M. John McKay: Un gain éphémère pour des problèmes durables.

Mme Audrey Kobayashi: Oui. Ce n'est pas...

M. John McKay: Je comprends l'idée.

Mme Audrey Kobayashi: ... logique.

Mais je crois qu'il y a aussi deux aspects à la question des ressources. Il y a d'une part l'importance des ressources qu'on accorde au système et d'autre part la façon dont on les utilise. On peut donc se poser également des questions là-dessus.

J'imagine que tous ceux qui sont autour de la table ont entendu parler de Sami de Toronto qui veille depuis quelques semaines. La question est de savoir pourquoi on ne lui accorde tout simplement pas son audience. Cela réduirait les dépenses. Cela éviterait que perdure une situation très traumatique. Ce serait un gros coup pour les relations publiques si on mettait fin à cette situation en traitant le dossier.

M. John McKay: Oui.

M. James Kafieh: J'ajouterais que le fait que le programme puisse manquer de ressources compromet la cohérence du système, et c'est quelque chose à quoi nous nous opposons en tant qu'organisation s'occupant de réfugiés légitimes. On dit souvent que peu importe de qui il s'agit, on veut que tout le monde reste ici de toute façon. Nous savons en fait qu'un système est nécessaire. En tant que Canadiens, nous comprenons qu'un système qui fonctionne, qui est efficace est nécessaire. Il doit non seulement fonctionner, il faut qu'on le voit comme tel. Il y a bien sûr le principe des retards en matière judiciaire qui valent déni de justice. C'est vraiment une question de priorités.

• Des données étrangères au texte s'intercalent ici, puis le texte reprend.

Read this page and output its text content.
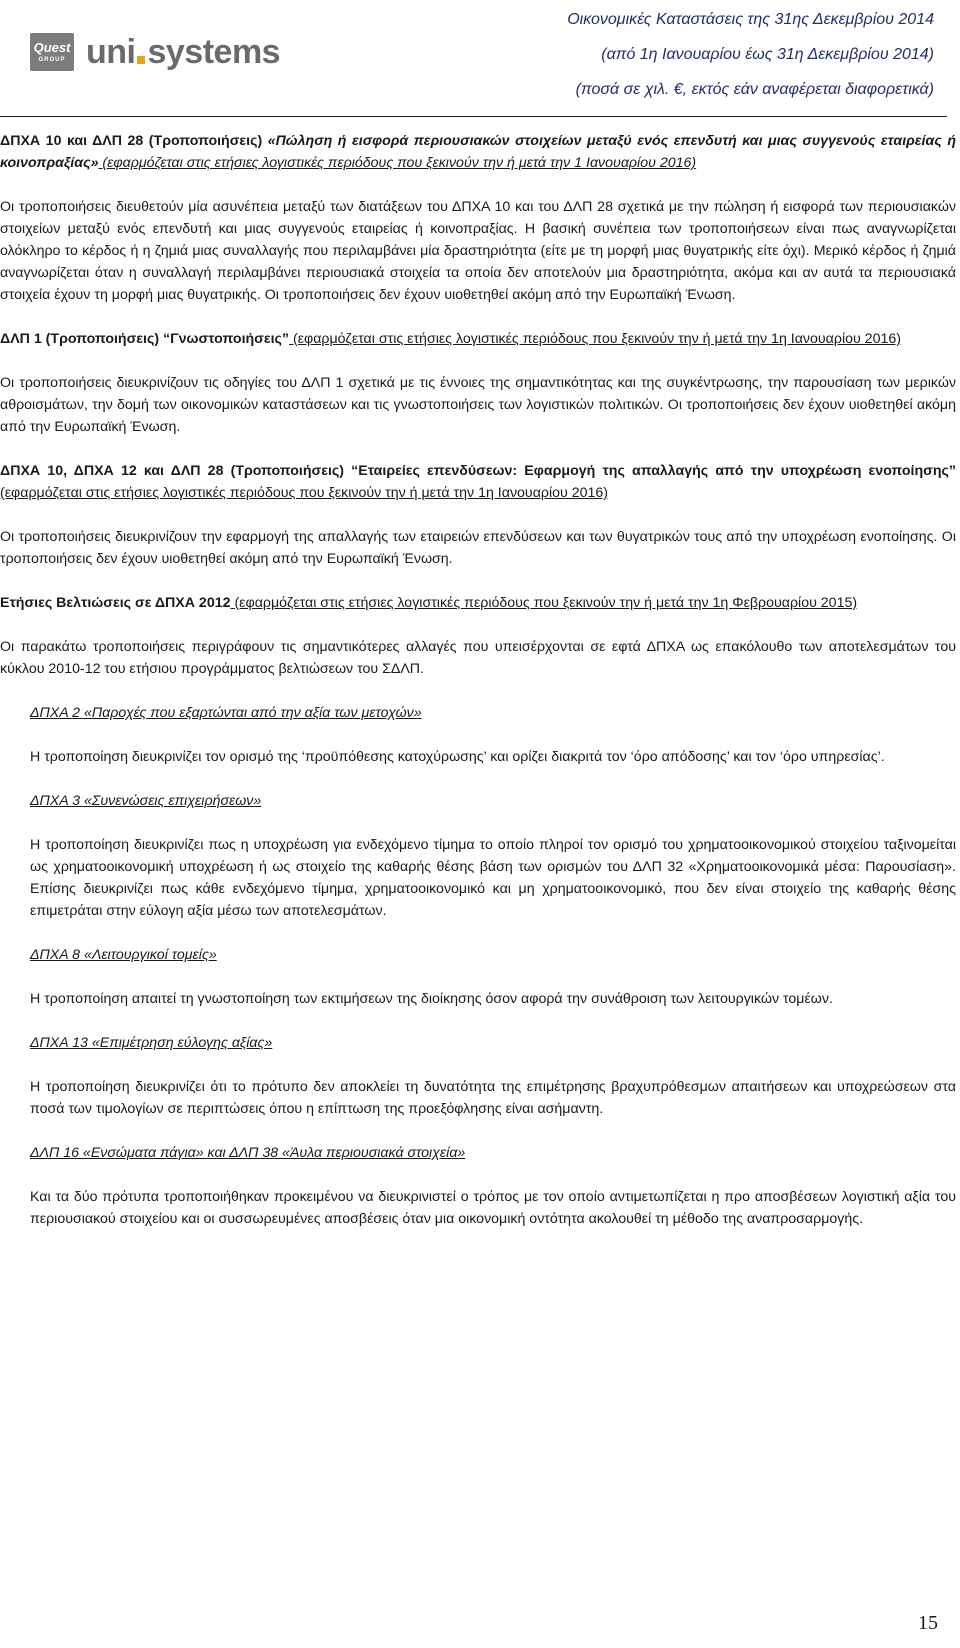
Quest
GROUP uni systems
Οικονομικές Καταστάσεις της 31ης Δεκεμβρίου 2014
(από 1η Ιανουαρίου έως 31η Δεκεμβρίου 2014)
(ποσά σε χιλ. €, εκτός εάν αναφέρεται διαφορετικά)

ΔΠΧΑ 10 και ΔΛΠ 28 (Τροποποιήσεις) «Πώληση ή εισφορά περιουσιακών στοιχείων μεταξύ ενός επενδυτή και μιας συγγενούς εταιρείας ή κοινοπραξίας» (εφαρμόζεται στις ετήσιες λογιστικές περιόδους που ξεκινούν την ή μετά την 1 Ιανουαρίου 2016)

Οι τροποποιήσεις διευθετούν μία ασυνέπεια μεταξύ των διατάξεων του ΔΠΧΑ 10 και του ΔΛΠ 28 σχετικά με την πώληση ή εισφορά των περιουσιακών στοιχείων μεταξύ ενός επενδυτή και μιας συγγενούς εταιρείας ή κοινοπραξίας. Η βασική συνέπεια των τροποποιήσεων είναι πως αναγνωρίζεται ολόκληρο το κέρδος ή η ζημιά μιας συναλλαγής που περιλαμβάνει μία δραστηριότητα (είτε με τη μορφή μιας θυγατρικής είτε όχι). Μερικό κέρδος ή ζημιά αναγνωρίζεται όταν η συναλλαγή περιλαμβάνει περιουσιακά στοιχεία τα οποία δεν αποτελούν μια δραστηριότητα, ακόμα και αν αυτά τα περιουσιακά στοιχεία έχουν τη μορφή μιας θυγατρικής. Οι τροποποιήσεις δεν έχουν υιοθετηθεί ακόμη από την Ευρωπαϊκή Ένωση.

ΔΛΠ 1 (Τροποποιήσεις) “Γνωστοποιήσεις” (εφαρμόζεται στις ετήσιες λογιστικές περιόδους που ξεκινούν την ή μετά την 1η Ιανουαρίου 2016)

Οι τροποποιήσεις διευκρινίζουν τις οδηγίες του ΔΛΠ 1 σχετικά με τις έννοιες της σημαντικότητας και της συγκέντρωσης, την παρουσίαση των μερικών αθροισμάτων, την δομή των οικονομικών καταστάσεων και τις γνωστοποιήσεις των λογιστικών πολιτικών. Οι τροποποιήσεις δεν έχουν υιοθετηθεί ακόμη από την Ευρωπαϊκή Ένωση.

ΔΠΧΑ 10, ΔΠΧΑ 12 και ΔΛΠ 28 (Τροποποιήσεις) “Εταιρείες επενδύσεων: Εφαρμογή της απαλλαγής από την υποχρέωση ενοποίησης” (εφαρμόζεται στις ετήσιες λογιστικές περιόδους που ξεκινούν την ή μετά την 1η Ιανουαρίου 2016)

Οι τροποποιήσεις διευκρινίζουν την εφαρμογή της απαλλαγής των εταιρειών επενδύσεων και των θυγατρικών τους από την υποχρέωση ενοποίησης. Οι τροποποιήσεις δεν έχουν υιοθετηθεί ακόμη από την Ευρωπαϊκή Ένωση.

Ετήσιες Βελτιώσεις σε ΔΠΧΑ 2012 (εφαρμόζεται στις ετήσιες λογιστικές περιόδους που ξεκινούν την ή μετά την 1η Φεβρουαρίου 2015)

Οι παρακάτω τροποποιήσεις περιγράφουν τις σημαντικότερες αλλαγές που υπεισέρχονται σε εφτά ΔΠΧΑ ως επακόλουθο των αποτελεσμάτων του κύκλου 2010-12 του ετήσιου προγράμματος βελτιώσεων του ΣΔΛΠ.

ΔΠΧΑ 2 «Παροχές που εξαρτώνται από την αξία των μετοχών»

Η τροποποίηση διευκρινίζει τον ορισμό της ‘προϋπόθεσης κατοχύρωσης’ και ορίζει διακριτά τον ‘όρο απόδοσης’ και τον ‘όρο υπηρεσίας’.

ΔΠΧΑ 3 «Συνενώσεις επιχειρήσεων»

Η τροποποίηση διευκρινίζει πως η υποχρέωση για ενδεχόμενο τίμημα το οποίο πληροί τον ορισμό του χρηματοοικονομικού στοιχείου ταξινομείται ως χρηματοοικονομική υποχρέωση ή ως στοιχείο της καθαρής θέσης βάση των ορισμών του ΔΛΠ 32 «Χρηματοοικονομικά μέσα: Παρουσίαση». Επίσης διευκρινίζει πως κάθε ενδεχόμενο τίμημα, χρηματοοικονομικό και μη χρηματοοικονομικό, που δεν είναι στοιχείο της καθαρής θέσης επιμετράται στην εύλογη αξία μέσω των αποτελεσμάτων.

ΔΠΧΑ 8 «Λειτουργικοί τομείς»

Η τροποποίηση απαιτεί τη γνωστοποίηση των εκτιμήσεων της διοίκησης όσον αφορά την συνάθροιση των λειτουργικών τομέων.

ΔΠΧΑ 13 «Επιμέτρηση εύλογης αξίας»

Η τροποποίηση διευκρινίζει ότι το πρότυπο δεν αποκλείει τη δυνατότητα της επιμέτρησης βραχυπρόθεσμων απαιτήσεων και υποχρεώσεων στα ποσά των τιμολογίων σε περιπτώσεις όπου η επίπτωση της προεξόφλησης είναι ασήμαντη.

ΔΛΠ 16 «Ενσώματα πάγια» και ΔΛΠ 38 «Άυλα περιουσιακά στοιχεία»

Και τα δύο πρότυπα τροποποιήθηκαν προκειμένου να διευκρινιστεί ο τρόπος με τον οποίο αντιμετωπίζεται η προ αποσβέσεων λογιστική αξία του περιουσιακού στοιχείου και οι συσσωρευμένες αποσβέσεις όταν μια οικονομική οντότητα ακολουθεί τη μέθοδο της αναπροσαρμογής.

15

Je ne crois pas que le nombre des réfugiés que nous acceptons actuellement pose véritablement un problème grave, ni que la capacité d'un pays comme le Canada de traiter leurs dossiers en pose un autre lorsqu'on regarde les obligations qui incombent à d'autres pays qui se trouvent beaucoup plus près du pays d'origine des réfugiés et des nombres auxquels ils ont affaire. Je crois que nous avons tout à fait la capacité de relever ce défi.

M. John McKay: Vous n'accepteriez donc pas la proposition voulant que l'on réduise les effectifs.

M. James Kafieh: Lorsqu'ils arrivent à notre frontière, je crois que nous avons des obligations internationales. Nous avons en fait des réfugiés légitimes au Canada. Que devons-nous en faire?

M. John McKay: D'accord. Vous arrivez à la présomption d'innocence et en quelque sorte à la responsabilité ministérielle... il faut apporter des preuves, un peu comme le procureur public, plutôt que l'inverse. Vous avez aussi parlé de la question des ressources. Que dire de ce que l'on peut faire à l'intérieur du système lui-même? Que dire de toutes les petites possibilités que l'on peut saisir ici et là pour ce qui est de décider du sort d'un réfugié, les raisons humanitaires, la détermination des risques et tout le reste? Y aurait-il là des possibilités qui nous permettraient en fait d'atteindre notre objectif qui est d'arriver rapidement à une décision?

M. James Kafieh: Je crois qu'il faut voir cela comme des démarches indépendantes. Il y a le système des deux arbitres à la CIR qui décide si la personne est un réfugié légitime, et il faut ensuite qu'il y ait le processus d'appel.

M. John McKay: Pourquoi ne pas faire les deux choses en même temps?

M. James Kafieh: L'appel?

M. John McKay: Non, pas l'appel, les autres questions, les raisons humanitaires ou...

M. James Kafieh: L'une des raisons en est que le processus est assorti de droits importants, et pourquoi quelqu'un devrait-il payer pour invoquer des raisons humanitaires s'il est un réfugié légitime? En voilà une...

M. John McKay: Oublions les droits. Éliminons les droits de notre discussion.

M. James Kafieh: J'imagine qu'alors on pourrait gagner du temps, mais il reste tout de même le même fardeau administratif. Il va tout de même falloir que vous payiez des gens qui vont examiner l'aspect humanitaire.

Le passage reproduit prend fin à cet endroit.